Onderwerp van het geschil

De consument heeft de klacht voorgelegd aan de ondernemer.

Het geschil betreft de vraag of de annuleringskosten die de ondernemer in rekening heeft gebracht, redelijk zijn gezien het feit dat de consument de overeenkomst ruim voor aanvang heeft opgezegd.

Standpunt van de consument

Voor het standpunt van de consument verwijst de commissie naar de overgelegde stukken. In de kern komt dat op het volgende neer.

De consument heeft de overeenkomst met de ondernemer beëindigd, zeven weken voor de overeenkomst zou aanvangen. De ondernemer bracht hiervoor € 1855,19 in rekening. De consument vindt dit onredelijk, gezien de wettelijke opzegtermijn en de jurisprudentie ter zake. Als tegemoetkoming bood de consument een vergoeding van € 300 voor gemaakte kosten, maar de ondernemer weigert hiermee genoegen te nemen.

Standpunt van de ondernemer

De ondernemer heeft geen gebruik gemaakt van de mogelijkheid zijn standpunt schriftelijk toe te lichten. Tijdens de zitting heeft de ondernemer zijn standpunt telefonisch toegelicht.

Uit de door de ondernemer gehanteerde Algemene Voorwaarden is voldoende duidelijk wat de financiële consequenties zijn van annulering van de overeenkomst. De consument is met deze Algemene Voorwaarden akkoord gegaan. De Algemene Voorwaarden zijn op deze wijze geformuleerd, omdat dit aansluit op de door de ondernemer gehanteerde werkwijze.

Beoordeling van het geschil

De commissie heeft het volgende overwogen.

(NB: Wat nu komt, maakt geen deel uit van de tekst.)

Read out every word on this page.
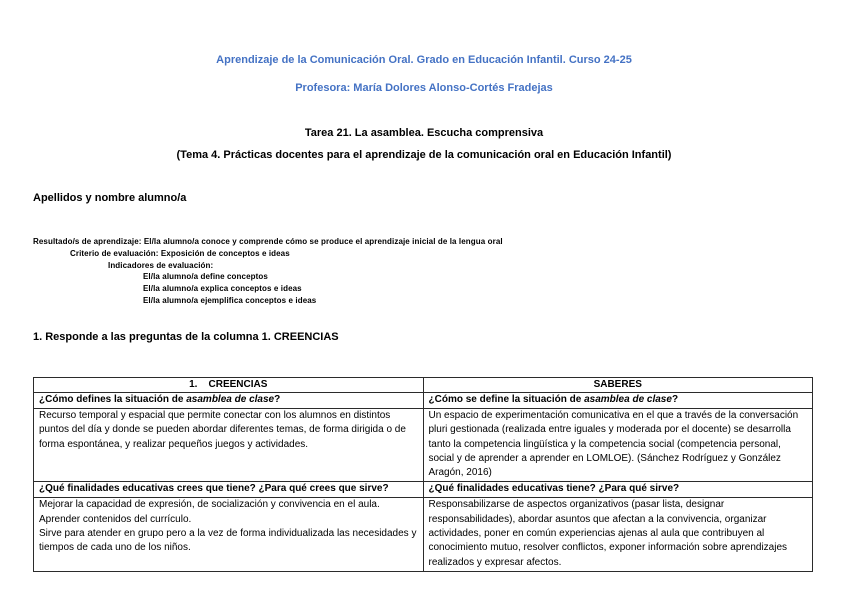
Aprendizaje de la Comunicación Oral. Grado en Educación Infantil. Curso 24-25
Profesora: María Dolores Alonso-Cortés Fradejas
Tarea 21. La asamblea. Escucha comprensiva
(Tema 4. Prácticas docentes para el aprendizaje de la comunicación oral en Educación Infantil)
Apellidos y nombre alumno/a
Resultado/s de aprendizaje: El/la alumno/a conoce y comprende cómo se produce el aprendizaje inicial de la lengua oral
Criterio de evaluación: Exposición de conceptos e ideas
Indicadores de evaluación:
El/la alumno/a define conceptos
El/la alumno/a explica conceptos e ideas
El/la alumno/a ejemplifica conceptos e ideas
1. Responde a las preguntas de la columna 1. CREENCIAS
1.    CREENCIAS	SABERES
¿Cómo defines la situación de asamblea de clase?	¿Cómo se define la situación de asamblea de clase?
Recurso temporal y espacial que permite conectar con los alumnos en distintos puntos del día y donde se pueden abordar diferentes temas, de forma dirigida o de forma espontánea, y realizar pequeños juegos y actividades.	Un espacio de experimentación comunicativa en el que a través de la conversación pluri gestionada (realizada entre iguales y moderada por el docente) se desarrolla tanto la competencia lingüística y la competencia social (competencia personal, social y de aprender a aprender en LOMLOE). (Sánchez Rodríguez y González Aragón, 2016)
¿Qué finalidades educativas crees que tiene? ¿Para qué crees que sirve?	¿Qué finalidades educativas tiene? ¿Para qué sirve?

Mejorar la capacidad de expresión, de socialización y convivencia en el aula.
Aprender contenidos del currículo.
Sirve para atender en grupo pero a la vez de forma individualizada las necesidades y tiempos de cada uno de los niños.
	Responsabilizarse de aspectos organizativos (pasar lista, designar responsabilidades), abordar asuntos que afectan a la convivencia, organizar actividades, poner en común experiencias ajenas al aula que contribuyen al conocimiento mutuo, resolver conflictos, exponer información sobre aprendizajes realizados y expresar afectos.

Op 21 augustus 2023 heeft de consument de opvangovereenkomst getekend voor opvang met ingang van 1 januari 2024. Uiteindelijk heeft de consument op 14 november 2023 de opvangovereenkomst geannuleerd.

Toetsingskader
Ingevolge de uitspraak van de Hoge Raad (ECLI:NL:HR:2023:198) is de opvangovereenkomst aan te merken als een overeenkomst van opdracht in de zin van artikel 7:400 BW. Artikel 7:408 BW is via de schakelbepaling van artikel 7:400 lid 2 op deze overeenkomst van opdracht van toepassing.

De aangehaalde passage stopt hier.